This post was originally sent to my TinyLetter subscribers.
UPDATE TIME, UPDATE TIME, NUMBER THE UPDATES ONE THROUGH NINE:
1. I have a new website! It’s technically still nicoledieker.com, but it looks way different now! You should go check it out after you finish reading the eight other updates!
2. My favorite part of my new website is the part where I clarify my social media boundaries:
Look at that. It’s so simple. This is what I do on Tumblr, this is what I do on Twitter, this is what I do on Instagram. I don’t have to tweet my grams, because Instagram photos don’t look as good on Twitter (plus the conversation on Twitter right now is very different from the conversation on Instagram). I don’t have to get Facebook involved at all.

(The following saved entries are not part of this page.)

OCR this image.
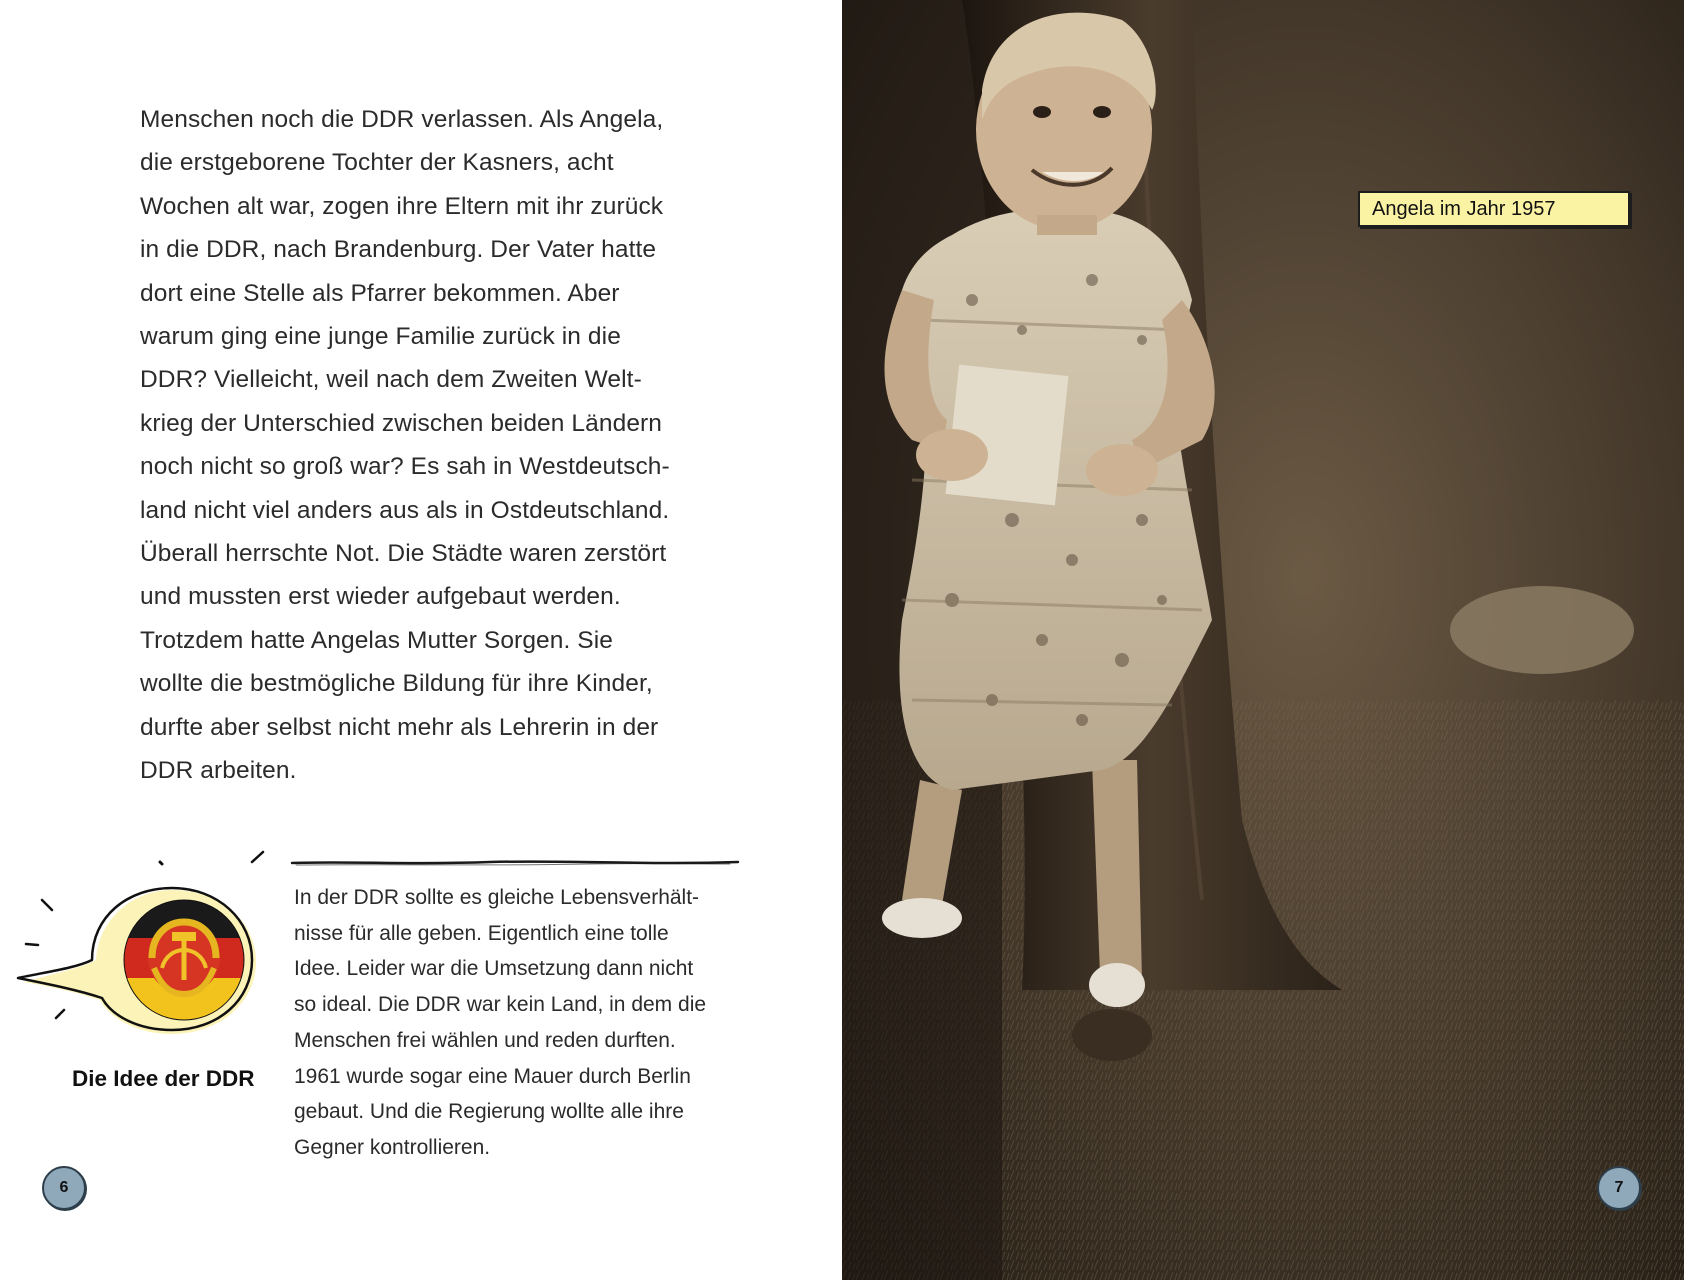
Menschen noch die DDR verlassen. Als Angela,
die erstgeborene Tochter der Kasners, acht
Wochen alt war, zogen ihre Eltern mit ihr zurück
in die DDR, nach Brandenburg. Der Vater hatte
dort eine Stelle als Pfarrer bekommen. Aber
warum ging eine junge Familie zurück in die
DDR? Vielleicht, weil nach dem Zweiten Welt-
krieg der Unterschied zwischen beiden Ländern
noch nicht so groß war? Es sah in Westdeutsch-
land nicht viel anders aus als in Ostdeutschland.
Überall herrschte Not. Die Städte waren zerstört
und mussten erst wieder aufgebaut werden.
Trotzdem hatte Angelas Mutter Sorgen. Sie
wollte die bestmögliche Bildung für ihre Kinder,
durfte aber selbst nicht mehr als Lehrerin in der
DDR arbeiten.
Die Idee der DDR
In der DDR sollte es gleiche Lebensverhält-
nisse für alle geben. Eigentlich eine tolle
Idee. Leider war die Umsetzung dann nicht
so ideal. Die DDR war kein Land, in dem die
Menschen frei wählen und reden durften.
1961 wurde sogar eine Mauer durch Berlin
gebaut. Und die Regierung wollte alle ihre
Gegner kontrollieren.
6
Angela im Jahr 1957
7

I already feel so much better about social media, just by defining what I want to do with it and what you’ll get if you follow me.
3. My readings at Another Read Through in Portland and Fact & Fiction in Missoula went great. Thanks to everyone who came, and thanks to Kayla Cagan, Marian Call, and Seth Boyer for making the Missoula reading a jam-packed (LITERALLY, PUN INTENDED, IT HAD MUSIC) event.
4. My next appearance will be at Readerfest in Seattle on Saturday, September 9. I’ll be part of some panels on self-publishing and literary fiction, and I’ll be doing a book signing. Readerfest is a brand-new book festival, which means that everyone who shows up the first year will help shape what this festival becomes over the next few years. In other words: I hope to see you there.
5. I want to share an excerpt from one of Biographies Vol. 1’s Goodreads reviews, because I love the way readers have been responding to this book, and this particular review touches on one of the reasons I thought this story needed to exist:
I don’t think it’s too much of a spoiler to say that there are things that don’t happen in The Biographies of Ordinary People: Volume 1. There is no adultery or divorce. There are no surprise love children or long-buried family secrets coming to light. There are some tough financial times, but no bankruptcy or ruin. There is death, but no murder.
I think I was nearly done reading the book before I realized that I was still half-holding my breath and waiting for any of the above things to happen. A sweeping family saga that tells the story from multiple characters’ perspectives must, at the very least, involve one or two extramarital affairs—right?
That’s what I’ve been conditioned to believe, but The Biographies of Ordinary People: Volume 1upended my expectations in the most pleasant of ways. Nicole Dieker (who, full disclosure, has edited my articles for The Billfold at times) has written an engrossing story without falling back on any bombshell plot moves.
There is actually a divorce in the book, but it’s mostly finalized before we’re introduced to the characters. But yeah, I didn’t put a big secret or mystery or threat at the center of the story because life usually isn’t about solving the big problem that’s at the center of everything. It’s about the smaller conflicts and the everyday mysteries of who we are and what we want and how we can love each other.
(I just wrote that, by the way, with the understanding that right now we really DO have a big problem that’s at the center of everything, and we’re all kinda struggling with the fact that we can’t three-act-structure solve it.)
6. I’m going to be teaching a class at Seattle’s Hugo House on Saturday, October 7: How to Manage—and Grow—Your Freelance Income. Signups open on August 22. My previous Hugo House classes have hit capacity, so if you want to be part of this one, sign up soon.
7. Yes, I just added a piece of news that wasn’t related to The Biographies of Ordinary People. I’d like to expand this TinyLetter to include updates related to my teaching and writing work. How do you feel about that? I don’t plan on sending a gob of emails, but I do want to tell you when I’m doing stuff like conventions or classes. (And, of course, whatever novel I end up writing after Biographies Vol. 2.)
Is that… something you might appreciate, or do you just want all Biographies all the time?
9. The best podcast episode I heard in the past week was Lucy Bellwood’s conversation with Abby Kraai—they discuss practice, and boundaries, and being the kind of creative person who wants to share as much as possible while also keeping part of themselves just for themselves. (That last bit is #1 thing I am dealing with right now, besides OUR CURRENT POLITICAL SITUATION.)
Lucy Bellwood’s podcast is Patreon-locked, so if you want something else to listen to I’ll recommend the newest Friendshipping Podcast episode: “Sucky Eel Friends and Midwestern Dads.”